Abstract

In her book Children’s Literature and the Posthuman, Zoe Jacques presents a critical look at children’s literature through the lens of posthumanism. She contends that philosophy can emerge from children’s literature and applies both humanist and posthumanist ideals to selected texts to illustrate instances of the presence of a posthuman agenda. Jacques offers as a primary purpose for the book the reader to consider the complexities of hierarchical relationships resultant in the “ideological separation of the human, animal, natural and artificial” (5), and to carefully consider “where these representations might be said to align with the agendas of posthumanism” (6). She does not disappoint.

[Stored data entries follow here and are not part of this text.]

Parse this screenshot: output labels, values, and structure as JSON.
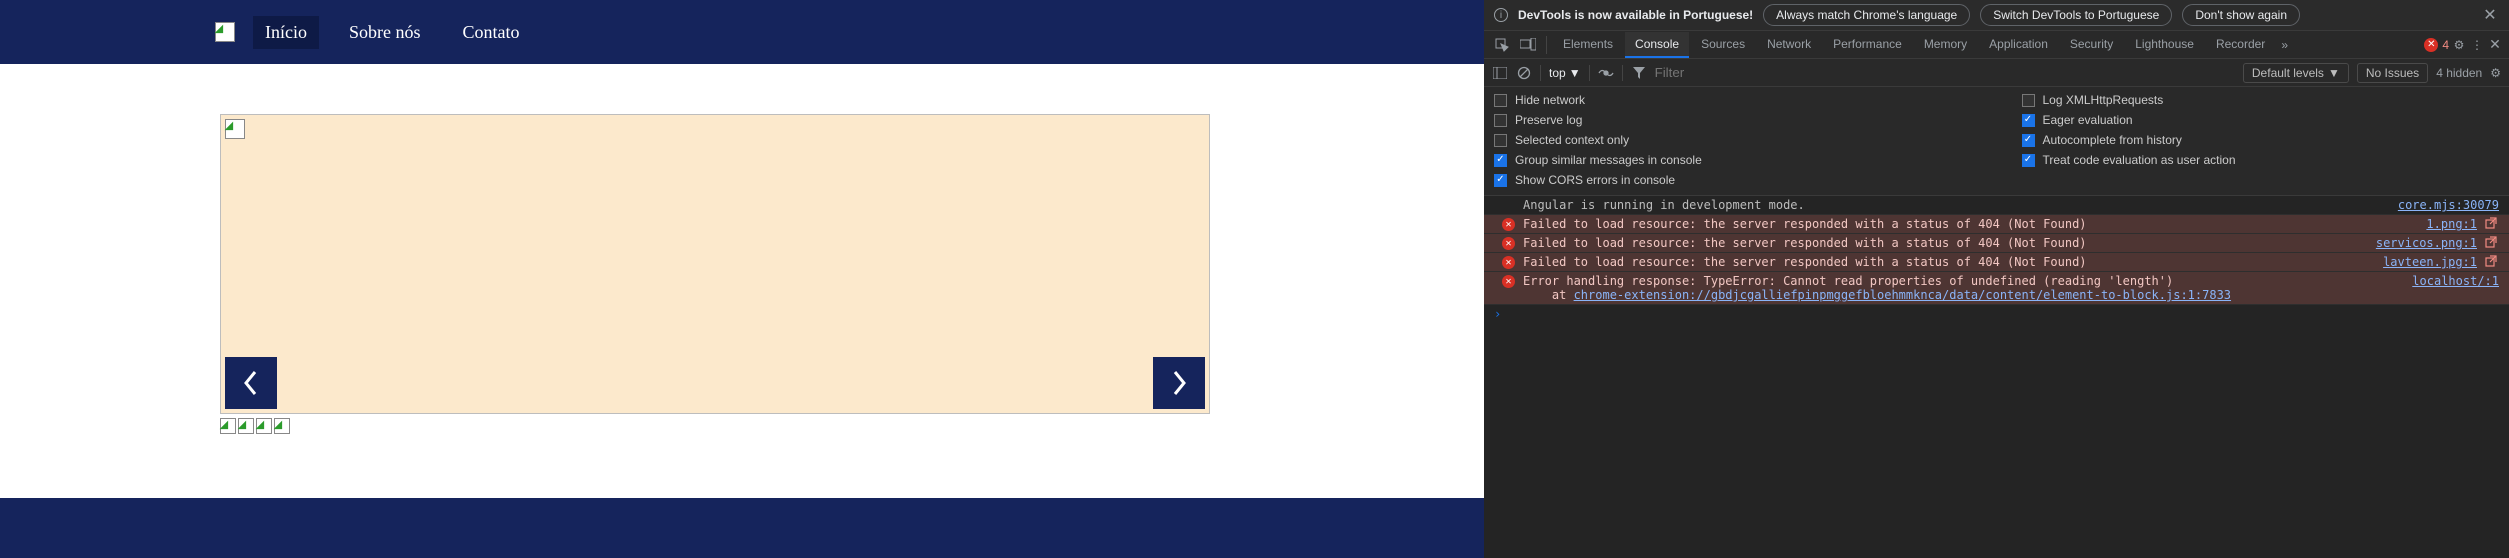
{
  "site": {
    "nav": [
      {
        "label": "Início",
        "active": true
      },
      {
        "label": "Sobre nós",
        "active": false
      },
      {
        "label": "Contato",
        "active": false
      }
    ]
  },
  "devtools": {
    "infobar": {
      "message": "DevTools is now available in Portuguese!",
      "pill1": "Always match Chrome's language",
      "pill2": "Switch DevTools to Portuguese",
      "pill3": "Don't show again"
    },
    "tabs": {
      "elements": "Elements",
      "console": "Console",
      "sources": "Sources",
      "network": "Network",
      "performance": "Performance",
      "memory": "Memory",
      "application": "Application",
      "security": "Security",
      "lighthouse": "Lighthouse",
      "recorder": "Recorder",
      "error_count": "4"
    },
    "consolebar": {
      "context": "top",
      "filter_placeholder": "Filter",
      "levels": "Default levels",
      "no_issues": "No Issues",
      "hidden": "4 hidden"
    },
    "settings": {
      "hide_network": {
        "label": "Hide network",
        "checked": false
      },
      "log_xhr": {
        "label": "Log XMLHttpRequests",
        "checked": false
      },
      "preserve_log": {
        "label": "Preserve log",
        "checked": false
      },
      "eager_eval": {
        "label": "Eager evaluation",
        "checked": true
      },
      "selected_ctx": {
        "label": "Selected context only",
        "checked": false
      },
      "autocomplete": {
        "label": "Autocomplete from history",
        "checked": true
      },
      "group_similar": {
        "label": "Group similar messages in console",
        "checked": true
      },
      "treat_code_eval": {
        "label": "Treat code evaluation as user action",
        "checked": true
      },
      "show_cors": {
        "label": "Show CORS errors in console",
        "checked": true
      }
    },
    "log": {
      "dev_mode": {
        "msg": "Angular is running in development mode.",
        "src": "core.mjs:30079"
      },
      "e404_1": {
        "msg": "Failed to load resource: the server responded with a status of 404 (Not Found)",
        "src": "1.png:1"
      },
      "e404_2": {
        "msg": "Failed to load resource: the server responded with a status of 404 (Not Found)",
        "src": "servicos.png:1"
      },
      "e404_3": {
        "msg": "Failed to load resource: the server responded with a status of 404 (Not Found)",
        "src": "lavteen.jpg:1"
      },
      "err_handle": {
        "msg": "Error handling response: TypeError: Cannot read properties of undefined (reading 'length')",
        "src": "localhost/:1"
      },
      "err_handle_at": "    at ",
      "err_handle_link": "chrome-extension://gbdjcgalliefpinpmggefbloehmmknca/data/content/element-to-block.js:1:7833"
    }
  }
}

Jacques beautifully executes the representations of posthuman concerns in children’s literature, and successfully exposes tensions between the natural world and humanity, thus drawing into question commonly accepted boundaries that arrange the world hierarchically, where humans are considered superior beings with the right to dominion over all else—over everything deemed “Other.”
Jacques’s text is an argument in three parts: animal, environment, and cyborg. In each, she explores examples of children’s texts, such as Carroll’s Alice’s Adventures in Wonderland (1865), Silverstein’s The Giving Tree (1964), and Collodi’s Pinocchio (1883), all of which reveal the complexities of the socializing effects of children’s literature and challenge humanist ideals with posthuman messages. In so doing, the author highlights opportunities for the construction of new identities, and new understandings of self occur as humanity’s position of authority within the ecological hierarchy is decentered.
Jacques purposely employs a narrow selection of children’s fantasy from the Western canon to demonstrate the complex manner in which authors destabilize the anthropocentric humanist ideals via posthuman theory. However, Jacques asserts that when fantasies are edited for children, the philosophical challenges are diluted or removed completely, thereby diminishing the significant lessons on interspecies relations that are critical for children’s learning as they grapple with identity formation and humanity’s place in the world. She calls on readers to pay attention to the posthuman concerns in these texts as essential for children’s understanding that there is no hierarchical difference between humans and animals. The texts Jacques selects are sites for the subversion of humanist ideologies, citing complexities of relationships between humans, machines, and nature. Throughout the book, the author cites evidence from children’s fantasy that challenges human agency, ownership, and authority over inhuman forms, and further asserts that the agency of animals, the environment, and the cyborg, as characterized in children’s literature, proves oppositional toward human dominance and destruction.
Throughout, Jacques asks the reader to wrestle with humanist and posthumanist representations of identity, and proves again and again that texts such as those examined in Children’s Literature and the Posthuman offer children the opportunity to question traditionally accepted categories of human identity and encourage new understandings and connections within relationships between the human and non-human. It is this perspective that is the book’s greatest strength. Jacques’s attention to the socializing effect of children’s literature and posthuman challenges to humanist ideals creates a space for the empowerment of children to construct their own sense of self and being, and to define themselves in relation to others and the non-human world.
Philosophically, the book is insightful and, theoretically, Jacques delivers exactly what she promises. The author makes and substantiates powerful claims regarding children’s socialization and identity formation via fantasy texts, and very clearly articulates a legitimate concern over the exclusion of philosophical challenges from children’s fantasy because they are deemed too difficult for them to understand, or are somehow otherwise inappropriate for children. But I ask myself: To what end? Practically speaking, the text’s density and reliance on primarily very early Western representations of children’s fantasy renders it an unlikely choice for educators who remain in practitioner positions. The tragedy in this is that the issues to which Jacques draws attention could drastically improve learning opportunities for children. It seems to me that work such as this would be most beneficial to those who are actually teaching children—those who are actively engaged in shaping the attitudes and beliefs that inform the construction of identity, and who, on a daily basis, play an active and powerful role in the socialization of young children. Yet this text is out of reach and impractical for many, if not most, teacher practitioners.
As a former teacher of young children, I was intrigued by Jacques’s assertion that philosophy could emerge from children’s literature. I was delighted by the possibilities of this text for what I initially perceived as a potential for transforming learning spaces for the very young by offering practitioners critical insights into curricular implications that could deeply impact the readings of and lessons learned from fantasy texts. However, I quickly realized that this text is not intended for use by classroom teachers. I find this disappointing and unfortunate. Further, while I recognize the author’s deliberately narrow limits in her selection of texts, and wholeheartedly acknowledge that these selections firmly establish the theoretical stance of the work, I wonder how well her assertions may hold up when applied to the wider scope of children’s literature, including more recent texts and texts that lie outside the traditional Western canon.
Although I do wish that there was greater potential for the practical application of her work, I find it compelling and thoughtful, and have no doubt that scholars of posthuman theory, as well as those of children’s literature, will find Jacques’s work not only a valuable research tool, but also an instructional text.